Novo Nordisk Secures EU Approval for Higher Wegovy Dose, Yet U.S. Pricing and Share Risks Dominate Investment Case

What happened

The European Commission has approved a 7.2 mg maintenance dose of Wegovy, based on a study showing about 21% average weight loss over 1.5 years in 1,407 adults. This regulatory win expands Novo's obesity portfolio in Europe, a key growth region, but the DeepValue report underscores that the company faces severe U.S. pricing pressure, share loss to competitors, and high fixed-cost commitments. Critically, the approval does not address the near-term operational risks highlighted in the report, such as FDA advertising scrutiny for oral Wegovy and the upcoming price step-up test on April 15, 2026. While the higher dose may bolster European sales, it is unlikely to offset the guided FY2026 sales decline of -5% to -13% (CER), which is driven by U.S. headwinds like rebate increases and competitive encroachment. Thus, this news represents a marginal positive in a broader narrative where investors await proof that U.S. challenges are contained.

Implication

The approval strengthens Novo's competitive position in Europe, potentially supporting international growth to mitigate U.S. declines, but it fails to alleviate the critical issues of net price compression and market share loss in the U.S., which are central to the investment thesis.
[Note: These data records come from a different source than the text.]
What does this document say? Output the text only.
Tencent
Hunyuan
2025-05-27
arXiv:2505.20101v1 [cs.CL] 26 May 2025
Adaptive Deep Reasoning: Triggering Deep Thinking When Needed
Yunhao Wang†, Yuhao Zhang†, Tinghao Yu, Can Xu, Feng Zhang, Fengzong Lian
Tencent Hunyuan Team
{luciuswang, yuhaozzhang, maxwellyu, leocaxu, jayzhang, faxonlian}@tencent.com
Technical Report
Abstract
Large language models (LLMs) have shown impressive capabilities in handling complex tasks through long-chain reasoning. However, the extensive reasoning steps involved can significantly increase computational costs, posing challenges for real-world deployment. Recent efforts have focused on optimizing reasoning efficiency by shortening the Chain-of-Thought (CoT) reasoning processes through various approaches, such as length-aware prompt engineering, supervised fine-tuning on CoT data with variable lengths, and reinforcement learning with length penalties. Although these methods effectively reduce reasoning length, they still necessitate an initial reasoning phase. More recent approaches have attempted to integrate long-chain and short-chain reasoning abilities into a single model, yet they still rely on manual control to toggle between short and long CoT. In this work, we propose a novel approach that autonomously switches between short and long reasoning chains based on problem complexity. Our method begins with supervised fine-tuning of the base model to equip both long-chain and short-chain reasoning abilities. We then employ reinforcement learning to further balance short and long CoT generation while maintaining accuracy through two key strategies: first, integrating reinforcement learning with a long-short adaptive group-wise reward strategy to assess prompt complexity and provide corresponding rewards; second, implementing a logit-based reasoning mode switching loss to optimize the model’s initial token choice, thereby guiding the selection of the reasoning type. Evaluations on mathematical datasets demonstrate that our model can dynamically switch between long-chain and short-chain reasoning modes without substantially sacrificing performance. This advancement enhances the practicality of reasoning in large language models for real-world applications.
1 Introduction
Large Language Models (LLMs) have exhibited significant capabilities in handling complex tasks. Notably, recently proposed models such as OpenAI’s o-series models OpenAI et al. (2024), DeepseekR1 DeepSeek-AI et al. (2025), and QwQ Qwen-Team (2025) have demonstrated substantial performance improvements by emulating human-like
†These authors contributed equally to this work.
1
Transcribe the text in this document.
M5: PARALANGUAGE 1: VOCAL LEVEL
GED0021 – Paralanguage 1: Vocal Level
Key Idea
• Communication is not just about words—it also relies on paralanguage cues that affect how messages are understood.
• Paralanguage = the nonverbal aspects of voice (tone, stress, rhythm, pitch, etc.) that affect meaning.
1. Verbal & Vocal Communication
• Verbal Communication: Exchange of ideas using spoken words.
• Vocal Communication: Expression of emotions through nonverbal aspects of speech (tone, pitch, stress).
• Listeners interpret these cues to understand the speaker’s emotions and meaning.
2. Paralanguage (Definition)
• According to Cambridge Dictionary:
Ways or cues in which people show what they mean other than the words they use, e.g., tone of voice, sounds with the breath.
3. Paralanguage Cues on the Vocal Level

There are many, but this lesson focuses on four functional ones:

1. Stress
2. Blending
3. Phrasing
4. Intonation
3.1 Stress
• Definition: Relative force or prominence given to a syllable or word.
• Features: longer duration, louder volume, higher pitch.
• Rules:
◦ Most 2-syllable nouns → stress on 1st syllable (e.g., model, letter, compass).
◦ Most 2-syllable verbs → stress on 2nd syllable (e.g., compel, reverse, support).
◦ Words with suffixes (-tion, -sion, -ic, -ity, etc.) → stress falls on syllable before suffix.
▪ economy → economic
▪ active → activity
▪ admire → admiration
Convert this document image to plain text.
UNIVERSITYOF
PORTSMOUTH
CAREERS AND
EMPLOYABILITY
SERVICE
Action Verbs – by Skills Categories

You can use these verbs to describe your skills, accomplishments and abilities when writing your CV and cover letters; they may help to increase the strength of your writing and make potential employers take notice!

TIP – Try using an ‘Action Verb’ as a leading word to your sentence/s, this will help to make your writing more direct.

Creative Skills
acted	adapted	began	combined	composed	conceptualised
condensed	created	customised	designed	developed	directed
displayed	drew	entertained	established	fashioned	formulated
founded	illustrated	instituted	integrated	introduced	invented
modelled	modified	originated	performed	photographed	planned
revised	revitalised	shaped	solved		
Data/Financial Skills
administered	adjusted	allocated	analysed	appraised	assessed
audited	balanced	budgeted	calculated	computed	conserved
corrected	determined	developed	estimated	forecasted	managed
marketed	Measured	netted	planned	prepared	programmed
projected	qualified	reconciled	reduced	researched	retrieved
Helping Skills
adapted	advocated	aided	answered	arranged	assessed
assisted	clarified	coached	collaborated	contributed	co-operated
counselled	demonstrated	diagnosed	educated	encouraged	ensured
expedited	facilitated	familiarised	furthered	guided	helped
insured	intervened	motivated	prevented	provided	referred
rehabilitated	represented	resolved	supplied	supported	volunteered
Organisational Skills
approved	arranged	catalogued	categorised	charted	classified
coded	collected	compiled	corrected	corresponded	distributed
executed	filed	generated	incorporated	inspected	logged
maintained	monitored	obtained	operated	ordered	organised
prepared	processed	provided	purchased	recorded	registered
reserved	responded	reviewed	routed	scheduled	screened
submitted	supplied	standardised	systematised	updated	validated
Management's guidance for FY2026 sales and operating profit declines remains unchanged, emphasizing that European gains may be insufficient to alter the near-term outlook, especially with high capex commitments of ~DKK 55 billion. Investors must still focus on upcoming catalysts, including Q1 2026 revenue recognition from 340B provisions, FDA resolution on misleading Wegovy ads, and oral Wegovy refill durability post the April 15 price hike, which will test demand sustainability. The stock's current valuation at 13.5x P/E offers limited margin of safety, as downside risks from accelerated U.S. net price erosion or under-utilized manufacturing capacity could materialize if these catalysts disappoint. Consequently, maintaining a cautious approach is prudent until clearer evidence emerges that the U.S. reset is temporary rather than indicative of a multi-year downturn.

Thesis delta

The EU approval adds a positive data point for Novo's international growth but does not shift the fundamental thesis that near-term returns depend on evidence that U.S. price-and-share erosion is contained to 2026. The core 'WAIT' rating and probability-weighted scenarios remain unchanged, as the news does not impact key risks like FDA advertising compliance or oral Wegovy persistence, which are critical for reassessing the call in the next 3-6 months.